GATILHO: depressão, remédios pra depressão.


Flávia olhou para o céu e a cor parecia um estranho vermelho. Não, vermelho não. Um bordô. Era uma tonalidade de vermelho, porém mais escuro. Uma cor, digamos, madura, adulta e solitária.

A marca na clavícula dela era avermelhada mas não era vermelha. Era tudo praticamente naquela mesma tonalidade, até mesmo os olhos brilhantes de Guilherme olhando em sua direção. Cada olhada, o sangue subia pelas bochechas de Flávia e ela se agarrava ao sentimento.

Quando Guilherme entrou pela porta naquele dia mais cedo, ele trouxe um presente pra ela. Um colar com uma pedra de rubi. Flávia quis recusar, mas o pianista insistiu que era um presente pra ela, que foi e é importante na vida dele. Ela sentiu a visão ficar turva e ele simplesmente disse "vire-se" como se fosse a coisa mais normal do mundo. Ela obedeceu, o que ela nunca fazia com ninguém, mas com ele tudo era diferente. Quando ele colocou o colar nela os seus longos dedos encostaram na sua clavícula, ela tinha certeza  que ele tinha visto a marca, mas resolveu não falar nada. Quando ela virou novamente, os olhos de Guilherme eram orgulhosos e um sorriso torto constatara no seu lindo rosto, ele sussurrou uma palavra que Flávia não conseguiu entender e ela estava com muito medo de pedir pra ele repetir. A cantora agradeceu o presente e ofereceu um vinho tinto como um convite silencioso pra ele ficar. 

Ele ficou.

Os dois beberam os dois vinhos que Flávia tinha na geladeira. Guilherme brincou com ela por deixar a bebida na geladeira e ela fingiu estar ofendida, revirando os olhos como uma garotinha.

Ele perguntou como estavam as coisas em Nova Iorque, ela respondeu que estavam boas. Sempre tem uma loja de vinis antigos a cada esquina, ela respondeu. Você não sente falta de casa? Não sente falta da Paula? Pensei que ia acabar morando em Paris de tanto que você falava. Flávia respondeu que sim para as duas perguntas. Mas a última afirmação dele a deixou pensativa. Ela não tinha certeza se queria dizer em voz alta que já não era mais aquela garota fissurada em Paris. As coisas mudaram. Ela já tinha quase 25 anos. E, foi fazendo essa constatação, que falou tudo pra Guilherme, como se ele fosse seu amigo mais próximo, apesar que não se viam faziam meses, mesmo estando de totalmente bem com ele. Ela se afastou de tudo, inclusive dele. Um tempo fora vai te fazer bem, Paula falou.

Quando terminou de falar ela já não estava mais tão contemplativa e deprimida, mas já estava rindo à toa, no chão, com Guilherme encostado no seu sofá marrom. Ela esqueceu de tudo naquele motivo, até do motivo da sua depressão.

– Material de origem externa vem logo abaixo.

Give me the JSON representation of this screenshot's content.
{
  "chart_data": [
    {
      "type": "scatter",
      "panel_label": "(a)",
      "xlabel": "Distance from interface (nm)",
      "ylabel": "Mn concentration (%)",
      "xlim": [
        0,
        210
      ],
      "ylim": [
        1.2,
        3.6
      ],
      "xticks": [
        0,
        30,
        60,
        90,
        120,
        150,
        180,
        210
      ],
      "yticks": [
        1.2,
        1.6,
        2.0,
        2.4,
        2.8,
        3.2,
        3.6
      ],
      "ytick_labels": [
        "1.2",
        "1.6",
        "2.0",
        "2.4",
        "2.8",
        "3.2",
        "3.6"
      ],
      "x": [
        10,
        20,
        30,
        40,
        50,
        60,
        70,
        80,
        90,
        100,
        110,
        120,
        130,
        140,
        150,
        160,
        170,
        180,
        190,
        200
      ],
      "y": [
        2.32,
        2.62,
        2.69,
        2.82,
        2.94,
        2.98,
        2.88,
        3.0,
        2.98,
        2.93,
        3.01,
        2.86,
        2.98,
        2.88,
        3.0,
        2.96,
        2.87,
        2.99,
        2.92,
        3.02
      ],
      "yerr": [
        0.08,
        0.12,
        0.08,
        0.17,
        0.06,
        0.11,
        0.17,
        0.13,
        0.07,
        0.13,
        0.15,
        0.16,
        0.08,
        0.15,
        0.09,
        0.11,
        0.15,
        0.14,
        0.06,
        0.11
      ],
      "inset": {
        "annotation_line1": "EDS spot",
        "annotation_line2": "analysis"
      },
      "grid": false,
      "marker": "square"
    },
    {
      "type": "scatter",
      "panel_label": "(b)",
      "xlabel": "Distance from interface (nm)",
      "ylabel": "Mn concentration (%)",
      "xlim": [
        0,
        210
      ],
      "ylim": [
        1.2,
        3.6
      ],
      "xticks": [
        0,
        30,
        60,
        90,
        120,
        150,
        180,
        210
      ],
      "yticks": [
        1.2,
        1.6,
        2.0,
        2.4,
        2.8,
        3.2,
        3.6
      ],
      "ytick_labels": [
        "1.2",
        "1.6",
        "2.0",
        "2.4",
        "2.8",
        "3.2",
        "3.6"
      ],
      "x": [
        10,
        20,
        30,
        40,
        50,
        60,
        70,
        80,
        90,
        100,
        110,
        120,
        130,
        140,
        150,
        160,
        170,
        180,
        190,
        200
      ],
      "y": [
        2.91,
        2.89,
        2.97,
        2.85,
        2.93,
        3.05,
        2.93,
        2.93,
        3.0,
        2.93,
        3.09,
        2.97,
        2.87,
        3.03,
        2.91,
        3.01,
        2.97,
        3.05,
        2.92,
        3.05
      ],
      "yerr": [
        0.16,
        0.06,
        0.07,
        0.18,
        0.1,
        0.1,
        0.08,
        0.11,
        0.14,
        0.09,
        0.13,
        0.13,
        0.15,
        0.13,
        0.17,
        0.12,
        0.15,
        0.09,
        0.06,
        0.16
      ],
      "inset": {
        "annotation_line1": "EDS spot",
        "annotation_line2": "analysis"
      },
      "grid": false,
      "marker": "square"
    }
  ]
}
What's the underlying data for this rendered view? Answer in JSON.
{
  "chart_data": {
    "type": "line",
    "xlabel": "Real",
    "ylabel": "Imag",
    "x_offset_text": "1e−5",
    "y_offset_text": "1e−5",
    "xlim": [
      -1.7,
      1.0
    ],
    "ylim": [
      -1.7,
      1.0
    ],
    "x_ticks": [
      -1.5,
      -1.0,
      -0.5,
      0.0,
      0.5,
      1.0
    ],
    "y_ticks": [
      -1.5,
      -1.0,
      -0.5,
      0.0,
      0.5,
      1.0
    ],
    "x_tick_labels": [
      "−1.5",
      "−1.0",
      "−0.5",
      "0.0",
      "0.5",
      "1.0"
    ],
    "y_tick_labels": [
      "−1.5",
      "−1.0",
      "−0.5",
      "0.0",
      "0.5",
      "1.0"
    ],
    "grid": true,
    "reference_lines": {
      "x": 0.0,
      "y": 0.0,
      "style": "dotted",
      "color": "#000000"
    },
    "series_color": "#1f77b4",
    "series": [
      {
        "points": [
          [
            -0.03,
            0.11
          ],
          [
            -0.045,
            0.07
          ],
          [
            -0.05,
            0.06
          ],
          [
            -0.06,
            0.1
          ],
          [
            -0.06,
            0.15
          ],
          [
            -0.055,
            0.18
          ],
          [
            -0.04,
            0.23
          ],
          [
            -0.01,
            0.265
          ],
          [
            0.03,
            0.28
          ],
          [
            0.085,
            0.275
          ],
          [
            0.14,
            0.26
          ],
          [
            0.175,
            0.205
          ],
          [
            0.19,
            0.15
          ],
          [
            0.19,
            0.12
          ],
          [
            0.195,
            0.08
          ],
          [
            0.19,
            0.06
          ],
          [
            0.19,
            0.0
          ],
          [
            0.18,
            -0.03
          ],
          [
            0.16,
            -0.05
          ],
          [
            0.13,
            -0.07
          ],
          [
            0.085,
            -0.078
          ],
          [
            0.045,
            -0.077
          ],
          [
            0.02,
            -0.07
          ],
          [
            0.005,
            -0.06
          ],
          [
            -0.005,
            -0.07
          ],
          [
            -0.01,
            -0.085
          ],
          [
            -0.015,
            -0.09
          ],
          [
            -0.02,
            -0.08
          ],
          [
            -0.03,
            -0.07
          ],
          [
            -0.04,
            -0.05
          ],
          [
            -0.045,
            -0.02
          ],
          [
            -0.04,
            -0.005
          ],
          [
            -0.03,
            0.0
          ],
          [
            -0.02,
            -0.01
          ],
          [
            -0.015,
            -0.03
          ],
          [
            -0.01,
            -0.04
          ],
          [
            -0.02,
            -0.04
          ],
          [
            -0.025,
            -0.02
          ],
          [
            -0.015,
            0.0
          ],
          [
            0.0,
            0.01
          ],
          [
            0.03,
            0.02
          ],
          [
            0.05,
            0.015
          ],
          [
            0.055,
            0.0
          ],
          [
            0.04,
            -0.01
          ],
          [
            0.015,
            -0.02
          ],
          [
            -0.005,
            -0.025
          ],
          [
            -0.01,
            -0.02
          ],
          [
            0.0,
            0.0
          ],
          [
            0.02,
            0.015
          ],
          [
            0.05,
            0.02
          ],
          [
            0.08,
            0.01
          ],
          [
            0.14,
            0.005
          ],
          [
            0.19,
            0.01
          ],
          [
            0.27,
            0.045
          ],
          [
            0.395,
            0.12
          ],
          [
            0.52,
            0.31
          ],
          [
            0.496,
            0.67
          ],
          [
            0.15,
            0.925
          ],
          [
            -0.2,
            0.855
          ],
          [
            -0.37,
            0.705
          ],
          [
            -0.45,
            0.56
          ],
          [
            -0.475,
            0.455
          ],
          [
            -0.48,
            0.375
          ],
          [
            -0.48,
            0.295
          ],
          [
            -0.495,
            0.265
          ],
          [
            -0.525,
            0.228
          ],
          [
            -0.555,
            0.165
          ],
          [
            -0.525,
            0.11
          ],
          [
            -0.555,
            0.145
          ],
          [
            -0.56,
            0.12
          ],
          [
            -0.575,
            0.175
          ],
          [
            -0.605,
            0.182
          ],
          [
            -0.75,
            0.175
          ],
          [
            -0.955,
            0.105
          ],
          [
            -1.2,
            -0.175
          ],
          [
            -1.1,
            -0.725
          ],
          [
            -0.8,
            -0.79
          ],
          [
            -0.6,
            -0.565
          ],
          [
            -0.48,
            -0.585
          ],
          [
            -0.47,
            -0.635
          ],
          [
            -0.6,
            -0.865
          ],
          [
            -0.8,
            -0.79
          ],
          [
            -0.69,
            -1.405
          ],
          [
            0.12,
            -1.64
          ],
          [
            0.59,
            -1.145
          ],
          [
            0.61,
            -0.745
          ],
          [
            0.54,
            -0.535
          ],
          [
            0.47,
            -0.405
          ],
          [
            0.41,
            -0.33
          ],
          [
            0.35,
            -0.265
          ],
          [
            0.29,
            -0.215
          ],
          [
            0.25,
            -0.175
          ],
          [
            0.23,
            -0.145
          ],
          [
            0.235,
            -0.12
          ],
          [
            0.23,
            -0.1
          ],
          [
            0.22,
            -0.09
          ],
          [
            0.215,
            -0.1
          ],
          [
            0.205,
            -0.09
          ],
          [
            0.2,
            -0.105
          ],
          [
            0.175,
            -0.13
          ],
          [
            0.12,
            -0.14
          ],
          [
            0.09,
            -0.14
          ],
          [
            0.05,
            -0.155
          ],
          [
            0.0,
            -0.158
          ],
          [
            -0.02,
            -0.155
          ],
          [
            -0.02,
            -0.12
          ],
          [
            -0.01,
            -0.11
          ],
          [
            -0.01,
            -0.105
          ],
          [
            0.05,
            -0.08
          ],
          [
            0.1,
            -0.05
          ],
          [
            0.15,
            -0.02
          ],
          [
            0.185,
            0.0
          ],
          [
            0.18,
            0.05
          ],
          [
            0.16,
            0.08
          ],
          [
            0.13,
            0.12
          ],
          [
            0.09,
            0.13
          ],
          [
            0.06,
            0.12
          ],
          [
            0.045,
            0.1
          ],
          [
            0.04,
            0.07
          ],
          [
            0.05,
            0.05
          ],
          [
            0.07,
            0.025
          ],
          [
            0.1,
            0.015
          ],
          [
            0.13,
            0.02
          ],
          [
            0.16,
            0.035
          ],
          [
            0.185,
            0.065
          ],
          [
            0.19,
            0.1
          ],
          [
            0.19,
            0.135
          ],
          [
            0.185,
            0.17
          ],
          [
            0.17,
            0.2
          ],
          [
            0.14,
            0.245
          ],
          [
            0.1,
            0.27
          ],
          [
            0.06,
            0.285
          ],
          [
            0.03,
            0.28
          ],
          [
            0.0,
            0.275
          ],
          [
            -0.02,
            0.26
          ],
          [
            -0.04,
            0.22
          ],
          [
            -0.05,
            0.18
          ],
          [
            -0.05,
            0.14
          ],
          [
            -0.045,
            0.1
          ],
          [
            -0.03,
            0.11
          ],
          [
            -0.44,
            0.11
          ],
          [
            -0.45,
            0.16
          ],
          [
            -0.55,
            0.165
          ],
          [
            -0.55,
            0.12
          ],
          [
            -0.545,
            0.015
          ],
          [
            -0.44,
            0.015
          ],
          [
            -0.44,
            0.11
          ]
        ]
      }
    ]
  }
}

Ela ouviu Guilherme falar que o vinho tinha acabado e Flávia disse que só tinha um vinho barato que ela comprou quando foi no Brookyln. Sem mais delongas ele abriu o vinho e eles tomaram quente mesmo. Mais risadas. Mais bochechas rosadas. Dessa vez Flávia deitou no chão e Guilherme a acompanhou e ela riu mais uma vez quando percebeu que um homem daquele tamanho estava tentando deitar no meio da sua sala pequena no seu apartamento "meio maximalismo, meio Terra-Média" que ficava na Broadway. Ela riu ainda mais quando, sem querer, Guilherme derramou o vinho na sua blusa e ela ficou meio avermelhada. Flávia não ligou muito e não a tirou.

Os dois ficaram se olhando, parecia uma guerra travada silenciosa e meio sem sentido. Flávia foi a primeira a quebrar o contato quando viu que seu gato acordou e foi na direção de Guilherme, e o pianista o pegou no colo e fez carinho nas suas orelhas. Flávia desviou o olhar de novo daquela cena e resolveu acender um incenso de camomila pra, quem sabe, acalmar um pouco seus nervos.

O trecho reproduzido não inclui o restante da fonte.